Joseph Weber's Fuzzy Feelings has delivered a detour in what can be expected. After being part of the Brooklyn garage/indie group Gross Relations, relocating to London, working a full-time job, and raising a family, it can be hard to get lost in fantasy. However, Under the Pit, released on January 13, feels like a purposeful unchained venture into a genre-bending dream.

Fuzzy Feelings creates a textured collection of developed ideas that seemingly originated in Gross Relations tracks like “Fuzzy Timelines,” but are now given a stage. The garage's borders collapse, giving way to a gush of distorted, dreamlike, and, in some respects, darkly catchy songs.

The DIY and self-proclaimed primitive aspects of the project are informed by the artist's rusty-garage past. The album becomes most interesting when those corroded details turn their attention to the melodic shoegaze elements. It’s certainly grounded in the 90s esc alternative scene of Brooklyn. Yet, its mind is free to wander into the undefined and borderless, carried on a bed of distorted guitar and softly skewed singing. 

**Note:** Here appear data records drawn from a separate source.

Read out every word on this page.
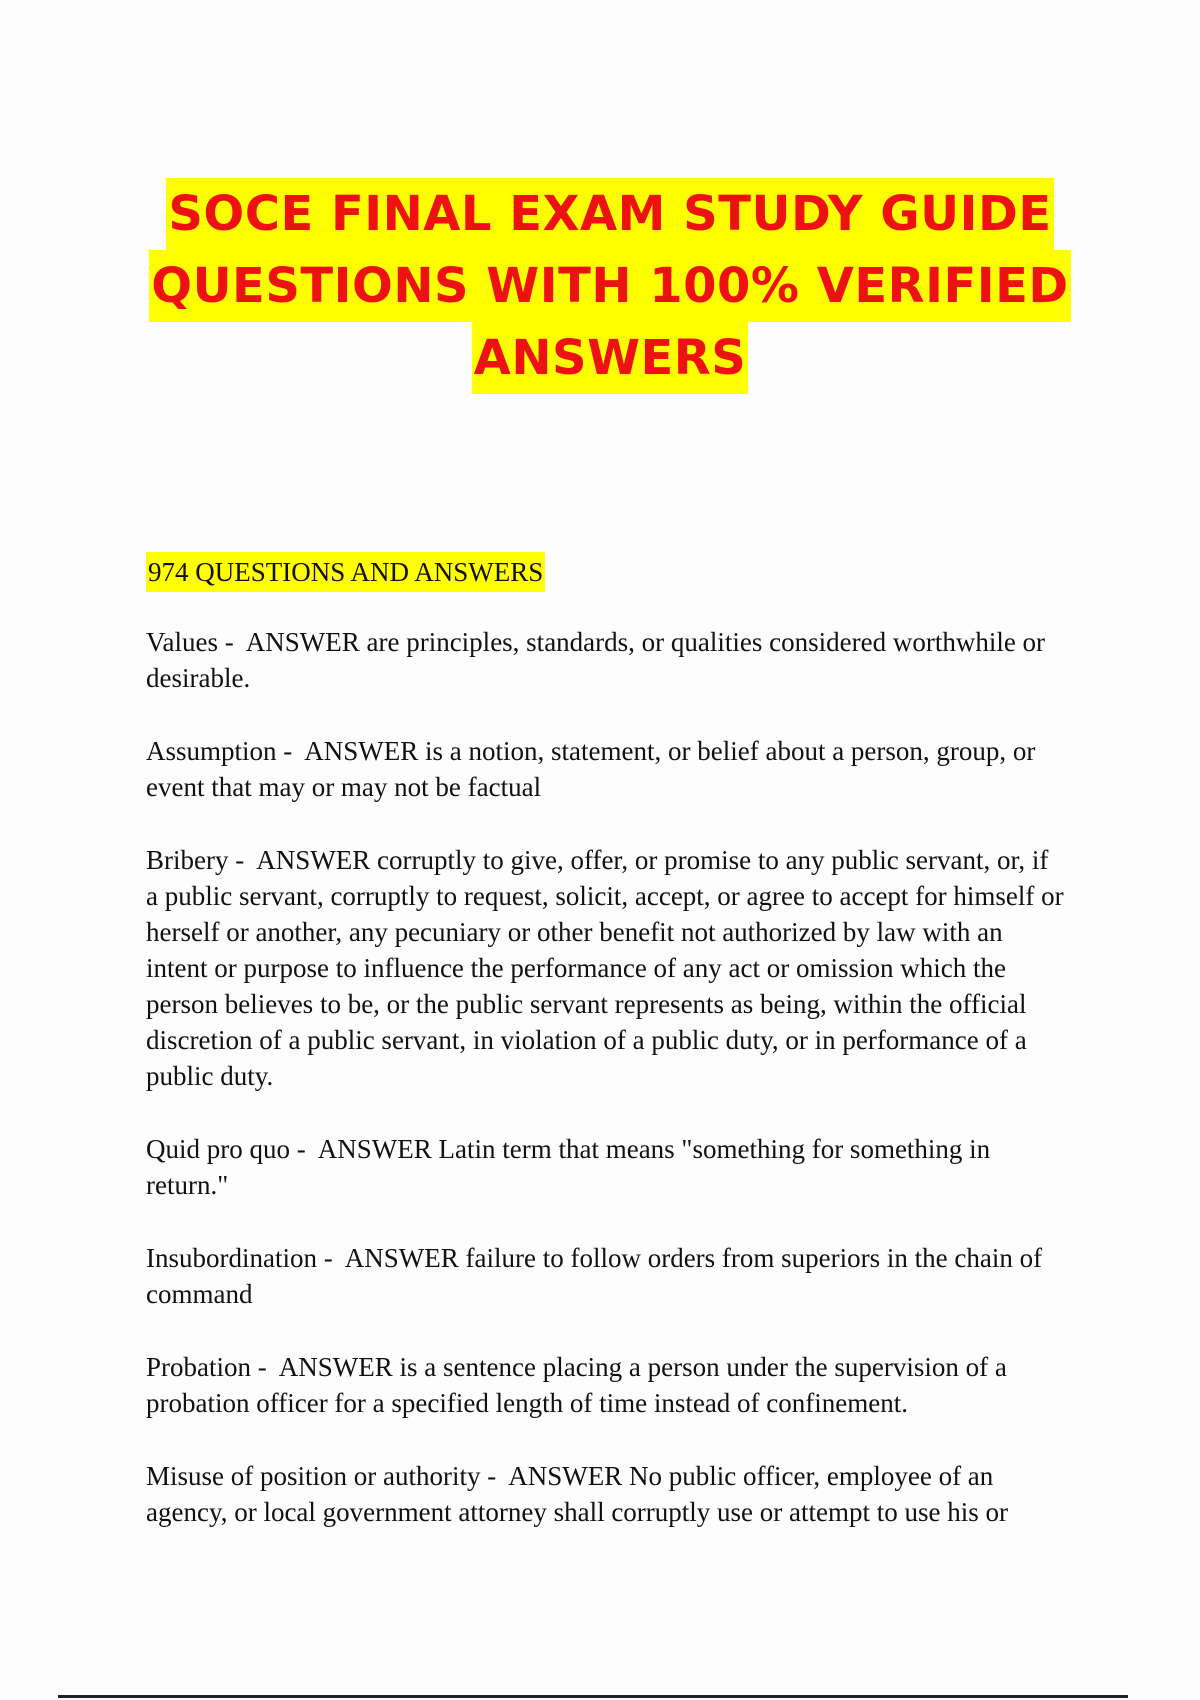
SOCE FINAL EXAM STUDY GUIDE
QUESTIONS WITH 100% VERIFIED
ANSWERS
974 QUESTIONS AND ANSWERS

Values - ANSWER are principles, standards, or qualities considered worthwhile or desirable.

Assumption - ANSWER is a notion, statement, or belief about a person, group, or event that may or may not be factual

Bribery - ANSWER corruptly to give, offer, or promise to any public servant, or, if a public servant, corruptly to request, solicit, accept, or agree to accept for himself or herself or another, any pecuniary or other benefit not authorized by law with an intent or purpose to influence the performance of any act or omission which the person believes to be, or the public servant represents as being, within the official discretion of a public servant, in violation of a public duty, or in performance of a public duty.

Quid pro quo - ANSWER Latin term that means "something for something in return."

Insubordination - ANSWER failure to follow orders from superiors in the chain of command

Probation - ANSWER is a sentence placing a person under the supervision of a probation officer for a specified length of time instead of confinement.

Misuse of position or authority - ANSWER No public officer, employee of an agency, or local government attorney shall corruptly use or attempt to use his or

Lyrically, it is just as surreal, with fragments of decipherable details, as the rest are left for interpretation. Popish in nature and catchy to the core, the 12-track album offers a surprising depth of interpretation. It feels pensive about the concepts of change, moving on, and standing still.  “Chock Hold’s” lyrics are that realization of wanting a sudden break from the comfortable: “Everyone seems to be frozen in time/ Everything is just a blanket of ice/ I can’t keep going this way/ Pick me up, toss me out on the street/ Far, far away.” 

“Powerline”, “Down & Sideways,” “Unrelated,” “Basic Truth,” “Hey,” “Soul Seeker,” and “50 Takes” dance with the uncomfortable, passionate, and endless unknown of transmuting one's own existence because of that break. In between those dreams and anxieties are the instrumental tunnels of “Sludge Mains” and “Death Blight,” while “Pink Sun” offers a light at the end of the tunnel, the reward of perspective.

All images courtesy of Fuzzy Feelings

By the end, the album feels like whoever is out there, moving between dreams, is still searching. They are delighted to have left the complacency of the natural world, but still drift, wondering what else is out there. Hopefully, at some point, they find their way into a second Fuzzy Feelings release.